Bu karar, müdahil ve sanık tarafından temyiz edilmiş ve Yargıtay 5. Ceza Dairesi'nin 13.12.1990 gün ve 1990/4726-5765 sayılı ilâmı ile;
"Sanık hakkında Türk Ceza Kanunu'nun 430/2. maddesi aracılığıyla 432. madde gereğince ceza tayin edildiğine göre iki her maddede öngörülen hapis cezalarının asgari haddi aynı olduğu nazara alınarak Türk Ceza Kanunu'nun 59. maddesinin uygulanmasının zorunlu bulunduğunun gözetilmemesi"nin Yasa'ya aykırılığı gerekçesiyle bozulmuştur.
Tokat Asliye Ceza Mahkemesi 26.2.1991 gün ve 1991/4-413 sayılı karan ile; "TC. Yasasının 59. maddesindeki indirimin sanığın kişiliğine" ve oluşa bağlı bulunduğu ve uygulanmasının hâkimin takdirine ait olduğu", biçimindeki açıklamalarla önceki hükümde direnmiştir.
Direnme karan da sanık müdafii ve C. Savcısı tarafından temyiz edilip Yargıtay Ceza Genel Kurulunun, 8.7.1991 gün ve 1991/5-202/2390 sayılı kararıyla, özel dairenin bozma gerekçeleri benimsenerek bozulunca, itiraz yoluna başvuran mahkeme, uygulamak durumunda olduğu Ceza Muhakemeleri Usulü Kanunu'nun, Yargıtay Ceza Genel Kurulu kararına uyma zorunluluğunu koyan değişik 326. maddesinin üçüncü fıkrasının, Anayasa' nın 38. ve 138. maddelerine aykırı olduğu kanısına vararak iptaline karar verilmesi istemiyle kendiliğinden (re'sen) itiraz yoluna başvurmuştur.
III- METİNLER:
1- İptali İstenen Yasa Kuralı :
4.4.1929 kabultarihli, 1412 sayılı "Ceza Muhakemeleri Usulü Kanunu'nun, 21.5.1985 günlü, 3206 sayılı Yasa ile değişik 326. maddesinin tam metni aşağıya alınmıştır. İtiraz, maddenin 3. fıkrasına yöneltilmiş bulunmaktadır.
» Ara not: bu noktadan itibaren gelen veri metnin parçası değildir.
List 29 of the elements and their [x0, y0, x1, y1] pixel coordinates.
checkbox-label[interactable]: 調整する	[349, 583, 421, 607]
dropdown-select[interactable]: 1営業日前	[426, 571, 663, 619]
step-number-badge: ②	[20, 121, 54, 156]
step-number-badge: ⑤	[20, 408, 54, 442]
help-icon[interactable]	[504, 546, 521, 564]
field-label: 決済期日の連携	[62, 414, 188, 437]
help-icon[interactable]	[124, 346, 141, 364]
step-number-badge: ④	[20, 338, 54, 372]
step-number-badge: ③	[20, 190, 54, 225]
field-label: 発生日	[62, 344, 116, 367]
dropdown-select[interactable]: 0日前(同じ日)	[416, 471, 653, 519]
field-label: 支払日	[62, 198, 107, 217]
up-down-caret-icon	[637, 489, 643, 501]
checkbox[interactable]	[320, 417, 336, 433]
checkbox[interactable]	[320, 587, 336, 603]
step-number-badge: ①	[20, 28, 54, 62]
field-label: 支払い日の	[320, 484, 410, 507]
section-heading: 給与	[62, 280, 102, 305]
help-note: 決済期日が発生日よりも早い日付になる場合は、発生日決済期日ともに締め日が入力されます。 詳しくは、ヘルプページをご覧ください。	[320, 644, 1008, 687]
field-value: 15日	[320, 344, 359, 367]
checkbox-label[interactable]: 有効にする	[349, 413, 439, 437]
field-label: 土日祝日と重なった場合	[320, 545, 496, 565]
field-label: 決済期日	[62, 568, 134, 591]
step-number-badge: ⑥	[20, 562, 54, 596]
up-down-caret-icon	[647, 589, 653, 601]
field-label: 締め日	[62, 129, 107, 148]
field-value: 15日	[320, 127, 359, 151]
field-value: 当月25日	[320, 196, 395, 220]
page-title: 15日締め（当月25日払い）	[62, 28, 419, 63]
"Madde 326 (Değişik).- Yargıtay'dan verilen bozma kararı üzerine davaya yeniden bakacak mahkeme, ilgililere bozmaya karşı diyeceklerini sorar.
Sanık veya müdahil ve vekillerine davetiye tebliğ olunamaması veya davetiye tebliğ olunmasına rağmen duruşmaya gelmemeleri nedeniyle bozmaya karsı beyanları tespit edilmemiş olsa dahi duruşmaya devam edilerek dava gıyapta bitirilebilir. Ancak sanık hakkında verilecek ceza, bozmaya konu olan cezadan daha ağır ise herhalde dinlenilmesi gerekir.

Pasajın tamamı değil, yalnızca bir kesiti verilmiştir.